Ischomachus’ wife: “My mother told me that my job was to be responsible.”
Ischomachus: “Yes, my dear, of course, my father gave me the same advice.”
Xenophon, The Estate Manager, VII

Her parents told her to be responsible. And his told him. We can presume the parents did more to teach responsibility than just give advice. Forming children to be responsible is a, if not the, central task in parenting. ‘Being responsible’ here means taking ownership and being careful to do one’s part, for the sake of the common good. To learn to be responsible one must be given responsibility. In pre-industrial-revolution households many things needed for human life were produced. There was thus much significant work—work that had an obvious and urgent connection with life—to entrust to the younger generation. Seeing with their own eyes the care-ful work of others, especially their parents, young people also had a pattern to follow. Finding a fitting context for teaching responsibility through work is more difficult in contemporary households.

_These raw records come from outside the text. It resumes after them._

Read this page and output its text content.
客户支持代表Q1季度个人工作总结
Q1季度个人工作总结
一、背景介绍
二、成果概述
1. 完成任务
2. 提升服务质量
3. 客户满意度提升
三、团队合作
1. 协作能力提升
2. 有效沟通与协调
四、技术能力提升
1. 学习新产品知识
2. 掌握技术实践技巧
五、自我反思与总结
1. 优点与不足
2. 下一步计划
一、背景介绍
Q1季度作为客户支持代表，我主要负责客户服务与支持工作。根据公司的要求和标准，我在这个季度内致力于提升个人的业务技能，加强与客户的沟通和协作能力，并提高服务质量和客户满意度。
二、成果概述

But being responsible implies more than having a good work ethic. It requires having a heart for the common good—and its claim upon me. In other words, the truly responsible person is careful in his work precisely because he sees his work as contributing to something greater than his own needs and wants. What then forms children to revere and want the common good? William Cobbett wrote: ‘To have a dutiful family, the father’s principle of rule must be love, not fear. His sway must be gentle, or he will have only an unwilling and short lived obedience.’ Parents lead by the example of their love—a love the children should experience, should feel in the parents’ exercise of authority, and in the parents’ work. Christopher Lasch asserted that it is the task of the family to make a person ‘want to do what he has to do.’ It is easier to mold exterior actions than to mold the heart. It is the role of parents to do both at the same time.

Xenophon (430-354 B.C.) was a soldier, historian, and philosopher of Athens. Like Plato he wrote dialogues featuring Socrates as a great teacher. Among these dialogues is Oeconomicus, translated as The Estate Manager, in which we gain insight into the structure and principles of the ancient household.